When Anna Stina returns half an hour later she is empty-handed. Josef Karlsson, the apothecary, is out for the evening, and his wife’s opinion was that he would already be so affected by the punch that it would make no difference even if Anna Stina ran all the way out to the Royal Pasture to fetch him.
A silence has descended on the household. Even the families they share the building with stand still in their doorways when Anna Stina returns. Boman stands next to the bed with his hands folded in prayer. The sheet has been pulled over Maja’s face and at first Anna Stina does not understand why. Boman clears his throat and the words he speaks sound uncomfortably ceremonial in his youthful voice.
“Anna Stina, your beloved mother Maja Knapp has left us, may God have mercy on her soul.”
He mumbles a few more words that she does not hear. Anna Stina feels her knees about to buckle under her. She loses her breath, as if she has been punched in the stomach. The injustice is more than she can bear. Maja Knapp, who has supported her only daughter on her own for so long, who has patiently borne the contempt of her fellow parishioners on account of her illegitimate child, who has worn out her body in physical labor every day—did she endure all this only to die alone and without comfort? It is too much. Anna Stina’s entire body shakes. Boman struggles to find the right words as he speaks up once again.

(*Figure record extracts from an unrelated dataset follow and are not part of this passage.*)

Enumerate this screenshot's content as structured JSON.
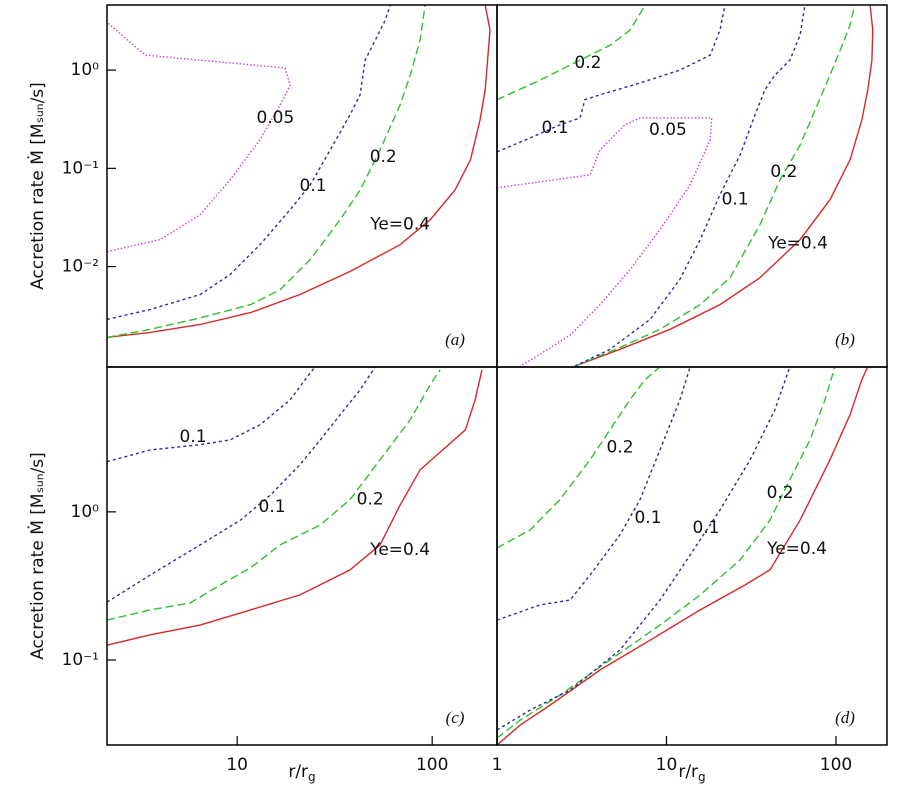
{
  "chart_data": [
    {
      "type": "line",
      "panel": "(a)",
      "xscale": "log",
      "yscale": "log",
      "xlim": [
        2.15,
        215
      ],
      "ylim": [
        0.00095,
        4.6
      ],
      "yticks": [
        {
          "value": 1,
          "label": "10⁰"
        },
        {
          "value": 0.1,
          "label": "10⁻¹"
        },
        {
          "value": 0.01,
          "label": "10⁻²"
        }
      ],
      "ylabel": "Accretion rate Ṁ [Mₛᵤₙ/s]",
      "series": [
        {
          "color": "#d42a2a",
          "dash": "solid",
          "x": [
            2.15,
            3.58,
            6.46,
            11.7,
            21,
            37.9,
            68.5,
            97.7,
            131,
            157,
            176,
            187,
            198,
            187
          ],
          "values": [
            0.0019,
            0.00214,
            0.00257,
            0.0034,
            0.0052,
            0.0089,
            0.0167,
            0.03,
            0.06,
            0.122,
            0.31,
            0.63,
            2.55,
            4.57
          ]
        },
        {
          "color": "#2fc02f",
          "dash": "dashed",
          "x": [
            2.15,
            3.58,
            6.46,
            11.7,
            16.6,
            23.7,
            33.7,
            42.7,
            54.1,
            68.5,
            77.1,
            86.7,
            92.0
          ],
          "values": [
            0.0019,
            0.0023,
            0.003,
            0.0041,
            0.0058,
            0.0118,
            0.03,
            0.06,
            0.154,
            0.44,
            0.89,
            2.02,
            4.57
          ]
        },
        {
          "color": "#2a2aa8",
          "dash": "dotted",
          "x": [
            2.15,
            3.58,
            6.46,
            9.2,
            13.1,
            18.7,
            23.7,
            30,
            37.9,
            42.7,
            45.3,
            51.1,
            57.4,
            61.0
          ],
          "values": [
            0.0029,
            0.00366,
            0.0052,
            0.0083,
            0.0167,
            0.038,
            0.068,
            0.154,
            0.35,
            0.56,
            1.26,
            2.02,
            3.22,
            4.57
          ]
        },
        {
          "color": "#d040d0",
          "dash": "dots",
          "x": [
            2.15,
            4.03,
            6.46,
            9.2,
            13.1,
            16.6,
            18.7,
            17.6,
            3.38,
            2.15
          ],
          "values": [
            0.0142,
            0.0188,
            0.0337,
            0.0764,
            0.195,
            0.44,
            0.7,
            1.05,
            1.42,
            3.07
          ]
        }
      ],
      "annotations": [
        {
          "text": "0.05",
          "x": 15.7,
          "y": 0.326
        },
        {
          "text": "0.1",
          "x": 24.5,
          "y": 0.066
        },
        {
          "text": "0.2",
          "x": 56.1,
          "y": 0.131
        },
        {
          "text": "Ye=0.4",
          "x": 68.5,
          "y": 0.0267
        }
      ]
    },
    {
      "type": "line",
      "panel": "(b)",
      "xscale": "log",
      "yscale": "log",
      "xlim": [
        1,
        200
      ],
      "ylim": [
        0.00095,
        4.6
      ],
      "series": [
        {
          "color": "#d42a2a",
          "dash": "solid",
          "x": [
            2.88,
            5.32,
            10.5,
            20.7,
            35.6,
            61.4,
            92.2,
            121,
            142,
            154,
            163,
            165,
            159
          ],
          "values": [
            0.00097,
            0.00144,
            0.0023,
            0.0041,
            0.0077,
            0.0188,
            0.048,
            0.122,
            0.31,
            0.63,
            1.26,
            2.55,
            4.57
          ]
        },
        {
          "color": "#2fc02f",
          "dash": "dashed",
          "x": [
            2.88,
            5.32,
            9.16,
            15.8,
            23.7,
            35.6,
            46.8,
            61.4,
            75.2,
            92.2,
            106,
            121,
            129
          ],
          "values": [
            0.00097,
            0.0015,
            0.0023,
            0.0041,
            0.0077,
            0.0267,
            0.0764,
            0.173,
            0.39,
            0.89,
            1.6,
            2.86,
            4.57
          ]
        },
        {
          "color": "#2fc02f",
          "dash": "dashed",
          "x": [
            1,
            1.79,
            3.09,
            4.64,
            6.09,
            7.47
          ],
          "values": [
            0.5,
            0.79,
            1.26,
            1.79,
            2.55,
            4.57
          ]
        },
        {
          "color": "#2a2aa8",
          "dash": "dotted",
          "x": [
            2.88,
            4.64,
            8.0,
            12.0,
            15.8,
            20.7,
            27.2,
            33.3,
            38.1,
            43.6,
            53.5,
            61.4,
            65.6
          ],
          "values": [
            0.00097,
            0.00144,
            0.0029,
            0.0074,
            0.0188,
            0.054,
            0.137,
            0.35,
            0.63,
            0.89,
            1.26,
            2.27,
            4.57
          ]
        },
        {
          "color": "#2a2aa8",
          "dash": "dotted",
          "x": [
            1,
            1.57,
            2.35,
            3.09,
            3.3,
            4.05,
            6.98,
            12.0,
            18.1,
            20.7,
            22.1
          ],
          "values": [
            0.147,
            0.204,
            0.277,
            0.326,
            0.5,
            0.56,
            0.74,
            1.0,
            1.42,
            2.55,
            4.57
          ]
        },
        {
          "color": "#d040d0",
          "dash": "dots",
          "x": [
            1,
            1.79,
            3.54,
            4.05,
            5.69,
            6.98,
            18.5,
            18.1,
            13.8,
            9.16,
            6.09,
            4.05,
            2.7,
            1.79,
            1.37
          ],
          "values": [
            0.0634,
            0.0729,
            0.0859,
            0.154,
            0.277,
            0.326,
            0.326,
            0.195,
            0.068,
            0.0238,
            0.0093,
            0.0041,
            0.002,
            0.00128,
            0.00097
          ]
        }
      ],
      "annotations": [
        {
          "text": "0.2",
          "x": 3.44,
          "y": 1.18
        },
        {
          "text": "0.1",
          "x": 2.2,
          "y": 0.258
        },
        {
          "text": "0.05",
          "x": 10.2,
          "y": 0.246
        },
        {
          "text": "0.1",
          "x": 25.4,
          "y": 0.048
        },
        {
          "text": "0.2",
          "x": 49.3,
          "y": 0.092
        },
        {
          "text": "Ye=0.4",
          "x": 59.7,
          "y": 0.0171
        }
      ]
    },
    {
      "type": "line",
      "panel": "(c)",
      "xscale": "log",
      "yscale": "log",
      "xlim": [
        2.15,
        215
      ],
      "ylim": [
        0.0267,
        9.5
      ],
      "xticks": [
        10,
        100
      ],
      "yticks": [
        {
          "value": 1,
          "label": "10⁰"
        },
        {
          "value": 0.1,
          "label": "10⁻¹"
        }
      ],
      "ylabel": "Accretion rate Ṁ [Mₛᵤₙ/s]",
      "xlabel": "r/r",
      "xlabel_sub": "g",
      "series": [
        {
          "color": "#d42a2a",
          "dash": "solid",
          "x": [
            2.15,
            3.58,
            6.46,
            11.7,
            21,
            37.9,
            54.1,
            68.5,
            86.7,
            148,
            166,
            180
          ],
          "values": [
            0.126,
            0.148,
            0.172,
            0.218,
            0.275,
            0.406,
            0.598,
            1.11,
            1.92,
            3.58,
            5.71,
            9.1
          ]
        },
        {
          "color": "#2fc02f",
          "dash": "dashed",
          "x": [
            2.15,
            3.58,
            5.74,
            8.18,
            11.7,
            16.6,
            26.7,
            37.9,
            54.1,
            77.1,
            97.7,
            110
          ],
          "values": [
            0.186,
            0.218,
            0.243,
            0.321,
            0.419,
            0.598,
            0.817,
            1.21,
            2.25,
            4.18,
            7.21,
            9.1
          ]
        },
        {
          "color": "#2a2aa8",
          "dash": "dotted",
          "x": [
            2.15,
            3.58,
            6.46,
            10.4,
            14.8,
            21,
            26.7,
            33.7,
            42.7,
            51.1
          ],
          "values": [
            0.246,
            0.375,
            0.598,
            0.88,
            1.3,
            2.08,
            3.06,
            4.52,
            6.67,
            9.55
          ]
        },
        {
          "color": "#2a2aa8",
          "dash": "dotted",
          "x": [
            2.15,
            3.58,
            6.46,
            9.2,
            13.1,
            18.7,
            22.3,
            25.1
          ],
          "values": [
            2.18,
            2.62,
            2.84,
            3.06,
            3.87,
            5.71,
            7.8,
            9.55
          ]
        }
      ],
      "annotations": [
        {
          "text": "0.1",
          "x": 5.94,
          "y": 3.21
        },
        {
          "text": "0.1",
          "x": 15.1,
          "y": 1.08
        },
        {
          "text": "0.2",
          "x": 48.1,
          "y": 1.21
        },
        {
          "text": "Ye=0.4",
          "x": 68.5,
          "y": 0.553
        }
      ]
    },
    {
      "type": "line",
      "panel": "(d)",
      "xscale": "log",
      "yscale": "log",
      "xlim": [
        1,
        200
      ],
      "ylim": [
        0.0267,
        9.5
      ],
      "xticks": [
        1,
        10,
        100
      ],
      "xlabel": "r/r",
      "xlabel_sub": "g",
      "series": [
        {
          "color": "#d42a2a",
          "dash": "solid",
          "x": [
            1,
            1.37,
            2.06,
            4.05,
            8.0,
            15.8,
            29.0,
            40.8,
            61.4,
            92.2,
            121,
            142,
            154
          ],
          "values": [
            0.0267,
            0.0364,
            0.0497,
            0.0856,
            0.136,
            0.218,
            0.321,
            0.406,
            0.88,
            2.25,
            4.52,
            7.8,
            9.55
          ]
        },
        {
          "color": "#2fc02f",
          "dash": "dashed",
          "x": [
            1,
            1.37,
            2.35,
            4.64,
            9.16,
            15.8,
            27.2,
            40.8,
            53.5,
            70.3,
            86.1,
            98.6
          ],
          "values": [
            0.0297,
            0.0393,
            0.058,
            0.1,
            0.172,
            0.275,
            0.474,
            0.88,
            1.65,
            3.06,
            5.71,
            9.55
          ]
        },
        {
          "color": "#2fc02f",
          "dash": "dashed",
          "x": [
            1,
            1.57,
            2.35,
            3.54,
            4.64,
            6.09,
            7.47,
            9.16
          ],
          "values": [
            0.571,
            0.756,
            1.21,
            2.25,
            3.58,
            5.71,
            7.8,
            9.55
          ]
        },
        {
          "color": "#2a2aa8",
          "dash": "dotted",
          "x": [
            1,
            1.57,
            2.7,
            5.32,
            9.16,
            13.8,
            20.7,
            31.2,
            43.6,
            53.5
          ],
          "values": [
            0.0337,
            0.046,
            0.0627,
            0.117,
            0.254,
            0.512,
            1.03,
            2.25,
            4.89,
            9.55
          ]
        },
        {
          "color": "#2a2aa8",
          "dash": "dotted",
          "x": [
            1,
            1.79,
            2.7,
            3.54,
            5.32,
            6.98,
            9.16,
            12.0,
            13.8
          ],
          "values": [
            0.186,
            0.235,
            0.254,
            0.375,
            0.7,
            1.21,
            2.62,
            5.71,
            9.55
          ]
        }
      ],
      "annotations": [
        {
          "text": "0.2",
          "x": 5.32,
          "y": 2.71
        },
        {
          "text": "0.1",
          "x": 7.78,
          "y": 0.91
        },
        {
          "text": "0.1",
          "x": 17.1,
          "y": 0.78
        },
        {
          "text": "0.2",
          "x": 46.8,
          "y": 1.34
        },
        {
          "text": "Ye=0.4",
          "x": 58.9,
          "y": 0.562
        }
      ]
    }
  ]
}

“It was not for Mother Maja’s sake that I came here tonight. I come with a message from the pastor, and Anna Stina should know that neither one of us could have known in advance what fate held in store this evening. I believe it was providence that Mother Maja had a man of God by her side during her final moments.”
Boman stops and has to rub the bridge of his nose for a while before he can continue.
“We have received a letter that contains a testimony against you. You are hereby summoned before the Consistory in order to face the accusations of whoring and intent to lure the innocent into sin. The pastor would like to speak with you first.”